FORT WAYNE, Ind. (AP) - Don Goss hoed his field of 450 iris Friday and on Saturday he was getting ready to put his sign out to let people know they were for sale. However, he'd already been visited by about 10 people.

"They seem to know where I am," said Goss, who taught art and theater for 57 years at the former Elmhurst High School.

Some customers have come to the Iris Man's house at 6311 Smith Road for decades, with up to 10 people showing up a day to get a typed list of his 17 rows of irises, with names like Boogie Woogie, Fortunate Son and Loop the Loop.

Goss won't say how old he is, only that he's lived in the house since he was 2.

The irises are the symposium list of the top 100 irises as selected by the American Iris Society's members. Prices range from 50 cents for the oldest registered irises such as 1927's blue purple Baldwin to $50 for the newest varieties, including Vanilla Frappe that's white and pale lavender with orange beards, the fuzzy-looking parts coming from the middle. Many of the irises cost around $4.

Each iris' name is stamped into a metal sign, with Goss explaining the flowers follow where the sign is planted. Bloom season is April 27-June 15, with peak bloom time being around May 30, plus or minus a week.

"We had a cold, wet and snowy springtime," Goss said. That will slow down the iris from emerging.

On Saturday some blooms still hadn't opened. Meanwhile, Brandie Batchelder, a sign language interpreter at Wayne High School, said some had bloomed overnight. She had been there the day before to start taking photos of each kind of iris that Goss had.

"I've come here for three years and love it," she said. "I wait all year."

She brought along her daughter, Rayanna, to help take photos so she can catalog the plants, partly so she knows what she has but also because she believes Goss' garden is such an incredible effort.

Another woman was taking photos so she could paint the flowers, Goss said.

Goss' mother first planted iris at the home after receiving six hybridized irises for her birthday in 1941. Now totaling 450, the number is actually half of what he had.

"It got to be too much," he said.

These days he hoes a little then sits in the lawn chair that's next to the iris field, which includes the Emma Cook on his typed list.
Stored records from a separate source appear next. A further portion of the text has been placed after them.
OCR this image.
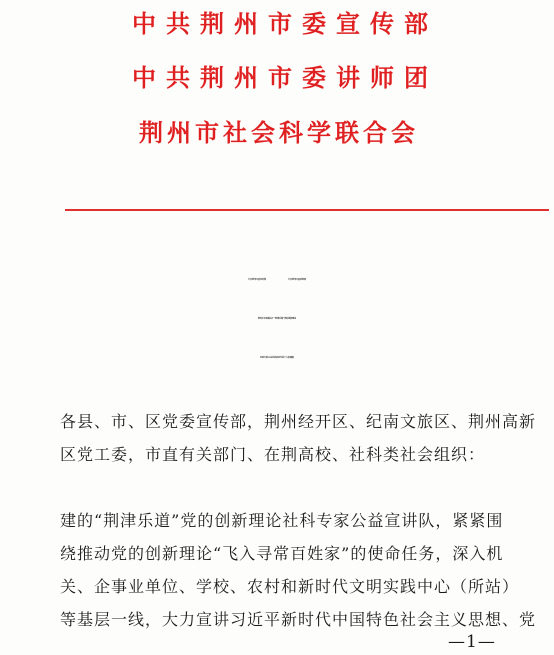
中共荆州市委宣传部
中共荆州市委讲师团
荆州市社会科学联合会
中共荆州市委宣传部	中共荆州市委讲师团
荆州市社科联关于“荆津乐道”党的创新理论
社科专家公益宣讲活动先进个人的通报
各县、市、区党委宣传部，荆州经开区、纪南文旅区、荆州高新
区党工委，市直有关部门、在荆高校、社科类社会组织：
建的“荆津乐道”党的创新理论社科专家公益宣讲队，紧紧围
绕推动党的创新理论“飞入寻常百姓家”的使命任务，深入机
关、企事业单位、学校、农村和新时代文明实践中心（所站）
等基层一线，大力宣讲习近平新时代中国特色社会主义思想、党
—1—
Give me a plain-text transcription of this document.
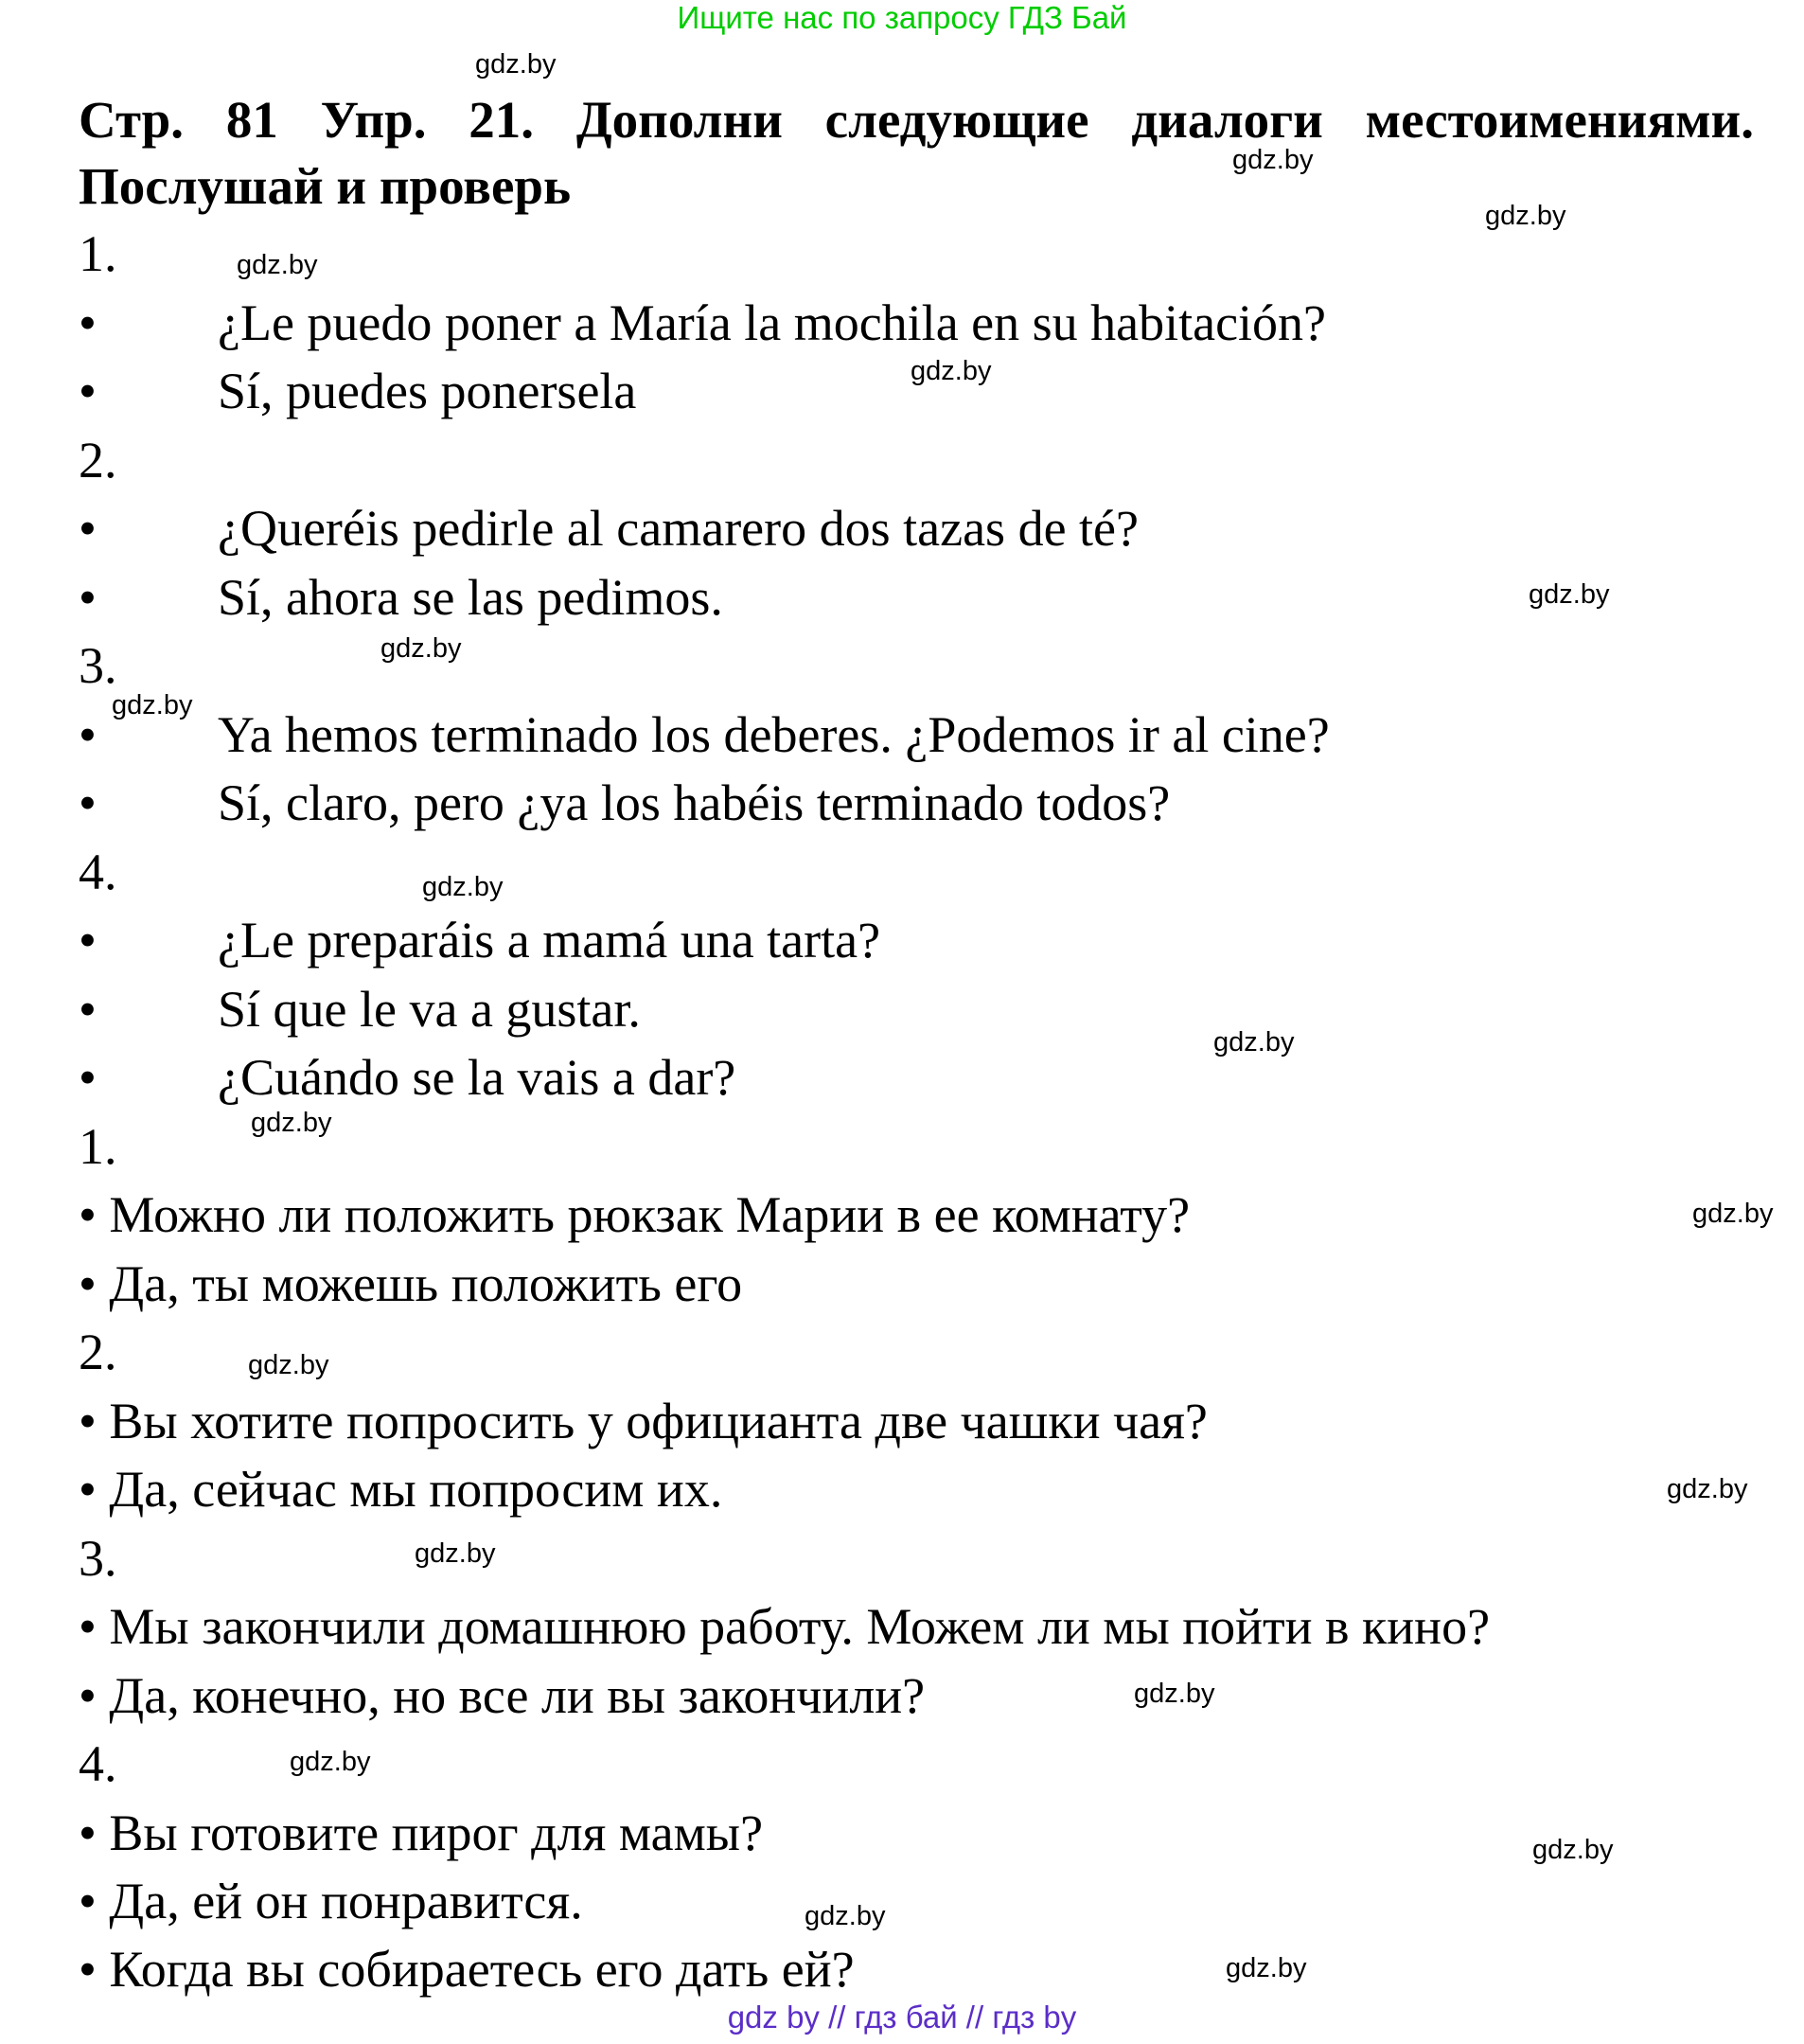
Ищите нас по запросу ГДЗ Бай
Стр. 81 Упр. 21. Дополни следующие диалоги местоимениями. Послушай и проверь
1.
• ¿Le puedo poner a María la mochila en su habitación?
• Sí, puedes ponersela
2.
• ¿Queréis pedirle al camarero dos tazas de té?
• Sí, ahora se las pedimos.
3.
• Ya hemos terminado los deberes. ¿Podemos ir al cine?
• Sí, claro, pero ¿ya los habéis terminado todos?
4.
• ¿Le preparáis a mamá una tarta?
• Sí que le va a gustar.
• ¿Cuándo se la vais a dar?
1.
• Можно ли положить рюкзак Марии в ее комнату?
• Да, ты можешь положить его
2.
• Вы хотите попросить у официанта две чашки чая?
• Да, сейчас мы попросим их.
3.
• Мы закончили домашнюю работу. Можем ли мы пойти в кино?
• Да, конечно, но все ли вы закончили?
4.
• Вы готовите пирог для мамы?
• Да, ей он понравится.
• Когда вы собираетесь его дать ей?
gdz.by
gdz.by
gdz.by
gdz.by
gdz.by
gdz.by
gdz.by
gdz.by
gdz.by
gdz.by
gdz.by
gdz.by
gdz.by
gdz.by
gdz.by
gdz.by
gdz.by
gdz.by
gdz.by
gdz.by
gdz by // гдз бай // гдз by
That white one with a bluish purple border came directly from the Bluffton hybridizer's garden, he said. With her husband, Paul, and then after his death, she created 70 iris hybrids. She died in 1982.

Sitting in a chair on his porch, Goss asks customers which irises they want, making out a receipt in return for a check or cash. Customers will have to wait until the third week of June after the iris are done blooming to pick up their bulbs.